Every room in the home has to have several electrical outlets installed. The Arizona’s housing standard electrical code is to have an outlet at least every twelve feet along the wall so that there is an outlet which is six feet from any point on the wall and about eighteen inches from the floor. But these are just minimums and recommendations; there are definite advantages to having more than the minimum acceptable number.
First off, the appliance and lighting function is going to be so much better. The more outlets a home has, the more places there are to put appliances and lighting. An adequate number out outlets give a home more versatility and style options when the furniture is in place. Adequate outlets increase the value of the home down the line, as well.
Adding outlets isn’t the place to skimp out on the budget. During a renovation, adding a few more outlets won’t cost more than buying all of those extension cords down the line. An extension cord is such a poor substitute for an outlet. They’re not especially safe, they’re more likely to short out than electrical circuits, and they qualify as a trip hazard.
Extra outlets should comply with building and electrical codes so they’ll be safe and pass inspection. A certified electrician is well-versed in these codes, so the work should pass inspection without incident, especially if the electrician stands behind their work the way some of us do. Outlet installation should occur before the drywall goes in, so the work can be inspected and approved before the project moves forward.
Kitchen outlets represent a particular challenge because kitchen appliances, behind entertainment appliances, represent the lion’s share of outlet usage. And, let’s face it, outlets on that expensive tile or marble backsplash are very distracting. Sometimes it’s better to hide them, if possible, so the kitchen can really have the power it requires and still look elegant and inviting.
The only ones who know these are here are the owners and kids.
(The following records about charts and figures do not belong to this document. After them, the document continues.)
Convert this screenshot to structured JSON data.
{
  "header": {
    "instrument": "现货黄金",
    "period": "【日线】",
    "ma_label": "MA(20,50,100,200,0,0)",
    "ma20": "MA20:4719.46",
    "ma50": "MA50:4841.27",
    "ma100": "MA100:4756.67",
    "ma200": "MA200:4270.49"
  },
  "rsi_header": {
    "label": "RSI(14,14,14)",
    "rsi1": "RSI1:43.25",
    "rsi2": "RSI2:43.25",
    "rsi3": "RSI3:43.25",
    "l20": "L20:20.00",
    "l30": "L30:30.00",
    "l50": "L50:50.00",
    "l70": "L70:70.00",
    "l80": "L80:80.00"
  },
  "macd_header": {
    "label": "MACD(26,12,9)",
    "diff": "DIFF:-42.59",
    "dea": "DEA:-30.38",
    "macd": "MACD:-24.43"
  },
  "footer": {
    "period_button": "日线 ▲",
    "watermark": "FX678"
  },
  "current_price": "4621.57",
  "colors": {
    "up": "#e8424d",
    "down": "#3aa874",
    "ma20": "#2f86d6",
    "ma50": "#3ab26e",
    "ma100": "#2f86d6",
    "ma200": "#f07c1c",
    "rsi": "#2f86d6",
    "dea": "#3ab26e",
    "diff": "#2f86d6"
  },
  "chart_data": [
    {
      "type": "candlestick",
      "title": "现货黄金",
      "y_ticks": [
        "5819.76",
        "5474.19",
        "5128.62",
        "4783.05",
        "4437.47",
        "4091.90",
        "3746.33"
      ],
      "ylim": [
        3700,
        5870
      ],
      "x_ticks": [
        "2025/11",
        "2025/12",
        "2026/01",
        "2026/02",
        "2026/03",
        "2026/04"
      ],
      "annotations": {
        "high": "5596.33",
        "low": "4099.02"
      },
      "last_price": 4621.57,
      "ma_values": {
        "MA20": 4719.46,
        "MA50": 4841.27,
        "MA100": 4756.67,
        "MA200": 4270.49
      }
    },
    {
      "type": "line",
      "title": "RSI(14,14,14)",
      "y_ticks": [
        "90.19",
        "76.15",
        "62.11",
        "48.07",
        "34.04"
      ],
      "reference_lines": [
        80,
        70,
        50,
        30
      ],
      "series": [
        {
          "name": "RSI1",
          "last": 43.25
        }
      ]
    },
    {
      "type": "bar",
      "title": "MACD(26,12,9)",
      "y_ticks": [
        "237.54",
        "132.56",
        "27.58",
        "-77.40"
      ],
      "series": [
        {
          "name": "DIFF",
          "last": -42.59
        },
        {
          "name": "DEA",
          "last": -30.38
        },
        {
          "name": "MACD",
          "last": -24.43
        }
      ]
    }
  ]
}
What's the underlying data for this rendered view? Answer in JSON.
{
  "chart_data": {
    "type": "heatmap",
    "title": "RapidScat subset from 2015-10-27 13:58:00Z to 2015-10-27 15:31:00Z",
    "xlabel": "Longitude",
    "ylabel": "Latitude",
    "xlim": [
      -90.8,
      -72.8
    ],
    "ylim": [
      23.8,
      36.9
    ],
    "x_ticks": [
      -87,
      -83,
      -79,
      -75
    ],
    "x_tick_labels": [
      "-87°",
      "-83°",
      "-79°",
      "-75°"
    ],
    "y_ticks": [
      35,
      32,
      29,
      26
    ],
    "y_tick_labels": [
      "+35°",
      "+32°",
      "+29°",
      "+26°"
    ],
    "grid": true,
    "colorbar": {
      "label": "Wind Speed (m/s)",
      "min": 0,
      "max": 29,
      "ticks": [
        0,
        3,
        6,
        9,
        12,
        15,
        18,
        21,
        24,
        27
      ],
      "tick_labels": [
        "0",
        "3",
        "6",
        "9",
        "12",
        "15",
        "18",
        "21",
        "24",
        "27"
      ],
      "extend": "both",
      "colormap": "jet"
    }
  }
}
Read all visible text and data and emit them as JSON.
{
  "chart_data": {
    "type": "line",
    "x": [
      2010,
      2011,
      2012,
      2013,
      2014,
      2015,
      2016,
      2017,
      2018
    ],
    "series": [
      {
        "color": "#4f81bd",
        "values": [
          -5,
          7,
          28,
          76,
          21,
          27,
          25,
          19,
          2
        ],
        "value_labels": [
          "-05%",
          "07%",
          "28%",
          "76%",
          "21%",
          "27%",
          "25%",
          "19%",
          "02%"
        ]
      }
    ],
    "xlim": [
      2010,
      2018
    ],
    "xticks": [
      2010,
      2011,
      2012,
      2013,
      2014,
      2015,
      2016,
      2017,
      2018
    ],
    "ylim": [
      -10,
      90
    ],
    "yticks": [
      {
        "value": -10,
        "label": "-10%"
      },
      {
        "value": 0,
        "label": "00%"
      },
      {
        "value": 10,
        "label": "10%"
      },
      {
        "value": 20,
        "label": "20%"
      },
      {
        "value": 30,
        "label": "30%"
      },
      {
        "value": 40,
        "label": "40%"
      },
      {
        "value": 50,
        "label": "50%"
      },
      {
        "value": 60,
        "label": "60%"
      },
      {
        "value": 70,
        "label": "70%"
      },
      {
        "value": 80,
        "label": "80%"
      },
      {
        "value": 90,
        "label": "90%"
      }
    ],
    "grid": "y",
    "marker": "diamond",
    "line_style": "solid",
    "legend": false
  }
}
Also, kitchen, bathroom, basement, and crawl spaces are required to have GFCI outlets. These outlets provide a safety measure against the possibility of shock if the appliance (or the person using it) comes in contact with water and there is a change in the current flow. GFCI’s have saved thousands of people from electrical shocks since their introduction into the electrical code.
During the process of adding outlets, ask your electrician to change all of your two-prong outlets to three-prong outlets. Three-prong outlets are a much safer option, and we’ve never heard anyone wish their electrical wiring was ‘less safe.'
Once your home has a bountiful supply of electrical outlets, you’ll wonder how you ever got by before they without them.